The Salesforce Solution: In Conversation with John Kelleher

By Oliver Freeman
John Kelleher joins Supply Chain Digital to discuss the ongoing partnership between Salesforce and IMI Critical Engineering, and the reasons behind it...

Recently, I had the pleasure of meeting ─ albeit virtually ─ John Kelleher, the Area Vice President of Enterprise Sales UK, at Salesforce. The leading VP took the Supply Chain Digital hot seat and openly discussed Salesforce’s business model, the company’s partnership with IMI Critical Engineering, and the ways that digital transformation has affected global supply chain networks.

John told me that he has been “at Salesforce for ten years now. I’ve been in enterprise software sales directly and in leadership and management for the last 20 years. My career began at Jaguar Land Rover as a manufacturing engineer; then I moved over to supply chain, working for the supplier-side of the company as a key account manager. My first big enterprise role, in the software-realm, was with Siemens ─ I spent a while selling engineering software to support product, life cycle management, product development, computer-aided engineering and computer-aided design into automotive, aerospace and manufacturing.” John then moved into consumer packaged goods as a white space exploration for PLM, “which kind of brought me into Salesforce; to develop the relationship and grow Salesforce footprint with Unilever ─ I enjoyed a wonderful partnership with Unilever as we do to this day ten years on, and is now, one of our largest consumer packaged goods customer globally.” 

Wondering why John was telling me specifically about this entrance point, the industry-leading VP told me that the “journey was interesting and important because it actually informed the relevance of Salesforce to manufacturing and consumer goods companies beyond just CRM with Unilever.” 

We were on limited time, but I felt that it was necessary to get John’s take on exactly what Salesforce does, and what they can do for your business. He willingly shared. “Salesforce was a startup, at first ─ and whilst now a US$17bn organisation work hard to maintain a startup sense of innovation and agility, but, in reality, we’ve been in the game for two decades now. Back in ‘99, Salesforce was one of the pioneering companies that took cloud-based technologies into businesses. Our initial area of capability was focussed on CRM, Customer Relationship Management, where we supported our customers to establish a customer-centric approach to their sales and business development activities, enabling them to be better connected to their customers with improved visibility and integration across their sales processes. Fast forward twenty years and Salesforce has built a complete 360-degree suite that has extended the capabilities of classic CRM into customer service, marketing, and eCommerce ─ both B2C and B2B.” More recently Salesforce has made major acquisitions in the areas of integration and analytics with the respective acquisitions of Mulesoft and Tableau. Both maqui brands, they are enabling us to support customers maximise their existing technology investments and optimise cross-functional processes, whilst maintaining customer centricity and importantly providing an opportunity to digitally integrate the front office (Salesforce heritage) with the back office. This unification critical to support agility in new business models required to succeed in an increasingly volatile world

On Salesforce’s partnership with IMI Critical Engineering, John was willing to share his insight. “[Salesforce has] got a long-standing relationship with IMI. Whilst our initial engagement was around core CRM, we have built a richer 360-degree relationship with them and now support other areas of capability and are working closely with IMI to extend the relationship further.

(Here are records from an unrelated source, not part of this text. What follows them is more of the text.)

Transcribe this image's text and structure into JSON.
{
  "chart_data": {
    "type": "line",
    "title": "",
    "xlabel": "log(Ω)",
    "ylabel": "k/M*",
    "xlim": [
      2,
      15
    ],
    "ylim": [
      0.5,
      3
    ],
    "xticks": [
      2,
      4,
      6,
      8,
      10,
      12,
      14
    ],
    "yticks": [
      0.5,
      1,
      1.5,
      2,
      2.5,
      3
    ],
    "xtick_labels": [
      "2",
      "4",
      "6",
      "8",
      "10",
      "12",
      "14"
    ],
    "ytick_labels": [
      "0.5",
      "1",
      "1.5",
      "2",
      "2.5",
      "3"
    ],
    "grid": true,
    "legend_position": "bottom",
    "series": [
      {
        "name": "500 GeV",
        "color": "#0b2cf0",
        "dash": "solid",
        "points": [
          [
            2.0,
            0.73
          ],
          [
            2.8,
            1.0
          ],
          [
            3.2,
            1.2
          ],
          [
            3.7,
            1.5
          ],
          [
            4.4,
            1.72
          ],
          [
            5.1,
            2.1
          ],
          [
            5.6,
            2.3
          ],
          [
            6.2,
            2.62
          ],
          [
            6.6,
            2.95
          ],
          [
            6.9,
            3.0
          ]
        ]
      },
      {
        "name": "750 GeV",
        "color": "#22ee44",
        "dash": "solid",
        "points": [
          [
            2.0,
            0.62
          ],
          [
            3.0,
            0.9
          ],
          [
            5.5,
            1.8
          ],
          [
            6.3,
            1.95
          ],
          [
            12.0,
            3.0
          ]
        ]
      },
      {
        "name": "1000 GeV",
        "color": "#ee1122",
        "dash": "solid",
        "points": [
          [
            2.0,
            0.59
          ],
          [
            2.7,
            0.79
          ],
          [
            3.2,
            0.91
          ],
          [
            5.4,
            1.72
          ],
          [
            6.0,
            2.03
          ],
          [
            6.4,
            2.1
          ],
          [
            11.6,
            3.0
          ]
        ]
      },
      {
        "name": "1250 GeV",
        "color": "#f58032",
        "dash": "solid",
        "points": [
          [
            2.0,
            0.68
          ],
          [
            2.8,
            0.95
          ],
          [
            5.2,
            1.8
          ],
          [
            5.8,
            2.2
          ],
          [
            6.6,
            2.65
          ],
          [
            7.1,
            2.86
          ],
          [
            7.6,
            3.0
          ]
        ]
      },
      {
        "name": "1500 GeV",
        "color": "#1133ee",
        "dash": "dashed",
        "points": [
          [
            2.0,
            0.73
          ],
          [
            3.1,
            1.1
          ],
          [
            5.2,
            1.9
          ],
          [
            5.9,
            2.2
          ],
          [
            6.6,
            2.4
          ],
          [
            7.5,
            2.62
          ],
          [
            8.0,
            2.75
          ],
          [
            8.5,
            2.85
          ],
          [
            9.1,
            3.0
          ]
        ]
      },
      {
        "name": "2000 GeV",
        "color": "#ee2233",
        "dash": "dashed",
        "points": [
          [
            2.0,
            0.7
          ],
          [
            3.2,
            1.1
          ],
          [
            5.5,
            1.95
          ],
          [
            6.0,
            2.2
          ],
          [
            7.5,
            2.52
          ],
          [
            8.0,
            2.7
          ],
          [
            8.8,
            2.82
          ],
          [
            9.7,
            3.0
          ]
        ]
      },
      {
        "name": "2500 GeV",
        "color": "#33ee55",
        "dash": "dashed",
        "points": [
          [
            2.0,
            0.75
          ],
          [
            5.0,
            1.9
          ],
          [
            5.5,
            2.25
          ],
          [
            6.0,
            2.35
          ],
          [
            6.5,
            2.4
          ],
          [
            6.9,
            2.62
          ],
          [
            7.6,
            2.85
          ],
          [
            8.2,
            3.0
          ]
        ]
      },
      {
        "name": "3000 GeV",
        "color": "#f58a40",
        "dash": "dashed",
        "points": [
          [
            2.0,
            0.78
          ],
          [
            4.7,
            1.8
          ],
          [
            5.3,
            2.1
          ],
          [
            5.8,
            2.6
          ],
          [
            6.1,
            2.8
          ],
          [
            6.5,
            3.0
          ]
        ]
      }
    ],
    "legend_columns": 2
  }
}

IMI continues to develop capabilities on the Salesforce platform, and we are working with them on key strategic pillars such as Customer Satisfaction and Commercial excellence to support IMI’s sales and customer services pre-and-post sale.” End-to-end, if you like. 

John added that “The relationship is very much based on traditional Salesforce CRM. The reliability is there, and the partnership continues to gro on this foundation, which suggests we continue to deliver value for IMI and how they manage their front office processes. Due to COVID-19 situation, reps that were on the street ─ as it were ─ have been brought in-house easily as their front office estate is built on cloud-based capabilities like Salesforce. The company was able to adapt to the new sales environment far quicker than they would have, with more traditional on-premise capabilities. So it’s a traditional starting point, but with modern technology, we’ve been able to help IMI Critical Engineering adapt quickly in a highly volatile world.”